We have already engaged the National Department of Tourism about the unfair and exclusionary criteria for applications to the Tourism Relief Fund. The criteria applied for this fund discriminates against certain racial groups by accepting only BBBEE applications, despite the fact that all businesses have been affected by the coronavirus pandemic.

The City is currently considering declaring an intergovernmental dispute with the Department of Tourism. Executive Mayor, Alderman Dan Plato, has engaged the National Tourism Minister, Ms Mmamoloko Kubayi-Ngubane, to request a meeting to negotiate and put forward our appeal that all SMMEs be allowed to qualify for relief, no matter their race.

We remain hopeful that the Minister will take into account the plight of all businesses and their employees who are being negatively affected by this crisis, and that no discrimination be applied. An intergovernmental dispute will be our last recourse. However, we will not hesitate to pursue this option in these unprecedented times when millions of jobs and businesses are on the line.

Undoubtedly SMMEs form the backbone of the city’s economy making up the majority of service providers for goods and services needed for the optimal performance and functioning of the high growth sectors in Cape Town.

The Small Business Institute estimates that approximately 98% of all registered businesses in the country are SMMEs. This demonstrates the significance of small businesses to the city’s economic landscape and what it means to residents’ livelihoods.

We will do whatever we can to support the numerous SMMEs who do not currently qualify for relief funding, purely based on their race. All SMMES desperately need help to remain open, support their staff and get back to business.

Given the dire consequences these businesses now face, the application of race as a means to qualify for assistance will do more damage than good and should never have been contemplated as a means to qualify for relief from the national government during a state of disaster.

SMMEs are often caught in a cycle of limited bargaining power and have to operate in a complex regulatory environment. This will only be further exacerbated by the application of unfair criteria for relief funding when many of these businesses face closure.

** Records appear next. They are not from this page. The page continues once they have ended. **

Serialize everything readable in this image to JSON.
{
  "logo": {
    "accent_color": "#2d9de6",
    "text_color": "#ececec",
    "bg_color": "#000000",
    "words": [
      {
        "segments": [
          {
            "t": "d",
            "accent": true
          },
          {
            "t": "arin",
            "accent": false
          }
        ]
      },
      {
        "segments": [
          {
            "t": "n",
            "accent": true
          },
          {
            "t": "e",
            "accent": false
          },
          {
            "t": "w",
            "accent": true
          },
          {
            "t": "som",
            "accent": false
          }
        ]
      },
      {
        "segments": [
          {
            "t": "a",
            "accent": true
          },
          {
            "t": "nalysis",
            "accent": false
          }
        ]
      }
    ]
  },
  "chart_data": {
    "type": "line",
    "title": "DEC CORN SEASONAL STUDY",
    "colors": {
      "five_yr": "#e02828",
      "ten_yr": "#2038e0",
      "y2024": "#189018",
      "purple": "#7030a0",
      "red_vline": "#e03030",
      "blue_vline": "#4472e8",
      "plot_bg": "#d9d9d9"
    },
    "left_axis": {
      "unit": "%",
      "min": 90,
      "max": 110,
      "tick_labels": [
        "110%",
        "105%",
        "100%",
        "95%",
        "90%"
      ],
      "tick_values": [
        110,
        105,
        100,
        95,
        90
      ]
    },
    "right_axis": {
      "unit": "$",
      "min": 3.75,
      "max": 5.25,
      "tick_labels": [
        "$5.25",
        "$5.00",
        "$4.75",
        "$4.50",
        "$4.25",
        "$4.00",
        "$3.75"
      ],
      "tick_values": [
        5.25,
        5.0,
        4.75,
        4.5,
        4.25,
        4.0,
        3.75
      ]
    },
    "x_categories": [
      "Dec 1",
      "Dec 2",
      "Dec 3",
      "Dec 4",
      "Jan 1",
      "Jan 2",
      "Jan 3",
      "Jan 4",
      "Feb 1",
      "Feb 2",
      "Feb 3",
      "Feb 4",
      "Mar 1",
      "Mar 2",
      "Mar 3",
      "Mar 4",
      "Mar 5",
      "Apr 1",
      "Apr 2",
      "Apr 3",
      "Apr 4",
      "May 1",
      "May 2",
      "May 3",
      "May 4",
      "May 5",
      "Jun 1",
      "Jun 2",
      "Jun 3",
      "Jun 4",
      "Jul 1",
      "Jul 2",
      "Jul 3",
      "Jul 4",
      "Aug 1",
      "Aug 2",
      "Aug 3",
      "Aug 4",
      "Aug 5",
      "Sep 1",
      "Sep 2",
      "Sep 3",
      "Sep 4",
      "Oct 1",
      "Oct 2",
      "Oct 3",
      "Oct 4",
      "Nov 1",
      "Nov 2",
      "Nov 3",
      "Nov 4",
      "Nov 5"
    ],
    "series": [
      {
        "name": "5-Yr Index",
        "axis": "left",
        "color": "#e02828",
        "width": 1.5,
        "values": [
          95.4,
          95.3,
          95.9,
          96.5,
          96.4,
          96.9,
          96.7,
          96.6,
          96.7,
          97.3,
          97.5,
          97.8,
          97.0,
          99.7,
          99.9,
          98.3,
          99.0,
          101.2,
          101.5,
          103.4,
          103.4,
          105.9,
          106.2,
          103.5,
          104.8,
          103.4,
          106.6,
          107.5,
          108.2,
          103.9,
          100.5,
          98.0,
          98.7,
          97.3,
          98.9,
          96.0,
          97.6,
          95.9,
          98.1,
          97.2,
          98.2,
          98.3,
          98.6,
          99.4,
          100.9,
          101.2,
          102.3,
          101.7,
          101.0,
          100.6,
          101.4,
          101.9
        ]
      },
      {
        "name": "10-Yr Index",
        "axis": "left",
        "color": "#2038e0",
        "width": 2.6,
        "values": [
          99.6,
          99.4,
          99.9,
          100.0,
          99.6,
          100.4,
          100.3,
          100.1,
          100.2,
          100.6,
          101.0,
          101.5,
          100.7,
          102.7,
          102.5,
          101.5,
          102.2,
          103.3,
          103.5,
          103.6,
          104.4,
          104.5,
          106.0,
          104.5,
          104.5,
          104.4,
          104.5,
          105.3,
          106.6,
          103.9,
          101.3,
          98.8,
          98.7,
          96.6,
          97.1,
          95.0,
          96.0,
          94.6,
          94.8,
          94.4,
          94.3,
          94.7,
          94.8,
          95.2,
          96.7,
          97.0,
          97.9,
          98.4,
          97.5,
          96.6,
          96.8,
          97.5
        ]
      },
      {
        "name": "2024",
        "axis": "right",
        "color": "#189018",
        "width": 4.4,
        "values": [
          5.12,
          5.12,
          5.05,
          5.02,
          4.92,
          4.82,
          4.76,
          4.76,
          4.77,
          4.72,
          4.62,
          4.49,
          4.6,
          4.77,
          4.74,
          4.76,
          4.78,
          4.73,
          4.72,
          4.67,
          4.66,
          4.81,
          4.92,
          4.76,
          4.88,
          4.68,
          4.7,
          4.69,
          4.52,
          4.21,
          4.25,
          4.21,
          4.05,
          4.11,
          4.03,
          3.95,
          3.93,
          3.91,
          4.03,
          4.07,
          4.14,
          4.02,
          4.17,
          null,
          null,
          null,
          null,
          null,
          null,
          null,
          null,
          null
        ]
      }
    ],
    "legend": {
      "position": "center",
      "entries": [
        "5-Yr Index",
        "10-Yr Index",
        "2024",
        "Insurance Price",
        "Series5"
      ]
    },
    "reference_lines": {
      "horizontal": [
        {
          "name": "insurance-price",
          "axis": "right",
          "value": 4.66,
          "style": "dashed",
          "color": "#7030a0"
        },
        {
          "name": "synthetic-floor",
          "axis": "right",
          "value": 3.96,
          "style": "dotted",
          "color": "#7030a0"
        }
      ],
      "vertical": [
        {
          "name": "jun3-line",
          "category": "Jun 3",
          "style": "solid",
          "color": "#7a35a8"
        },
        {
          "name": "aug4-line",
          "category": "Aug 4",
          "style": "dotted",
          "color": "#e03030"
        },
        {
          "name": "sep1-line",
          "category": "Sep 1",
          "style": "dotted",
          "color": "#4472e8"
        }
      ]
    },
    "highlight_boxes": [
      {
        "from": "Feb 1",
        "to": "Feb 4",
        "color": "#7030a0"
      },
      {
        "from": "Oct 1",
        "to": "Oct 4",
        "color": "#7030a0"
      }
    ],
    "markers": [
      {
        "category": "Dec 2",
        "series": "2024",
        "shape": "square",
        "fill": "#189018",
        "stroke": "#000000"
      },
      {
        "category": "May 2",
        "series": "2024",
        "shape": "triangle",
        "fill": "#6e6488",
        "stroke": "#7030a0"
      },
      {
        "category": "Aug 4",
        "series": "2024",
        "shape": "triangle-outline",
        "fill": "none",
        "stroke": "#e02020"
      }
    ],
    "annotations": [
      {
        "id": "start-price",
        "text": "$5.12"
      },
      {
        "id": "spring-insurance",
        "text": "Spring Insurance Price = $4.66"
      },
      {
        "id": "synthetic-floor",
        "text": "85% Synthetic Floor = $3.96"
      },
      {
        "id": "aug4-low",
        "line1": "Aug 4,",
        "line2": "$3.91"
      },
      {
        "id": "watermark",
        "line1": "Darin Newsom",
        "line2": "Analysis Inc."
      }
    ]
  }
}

My next step is to get organised business formations to join our efforts to broaden the criteria used to decide which businesses do and do not get the help they desperately need.

To assist SMMEs and entrepreneurs, the City has established The Business Hub, an initiative by the Department of Enterprise and Investment.  In formal communications with various national departments, we have offered our assistance to help administer any relief measures. This offer of assistance was made as we have over 11 000 registered businesses on our City vendor database and of those about roughly 10 000 are SMMEs. However, we have not received any feedback.

I will again write to Minister Ntshavheni in a last attempt to let sanity prevail and to call for these racial criteria to be scrapped.

We must do everything possible to convince those holding the purse strings in national government that the only way to get business back to work is for funding relief to be fair and free from discrimination.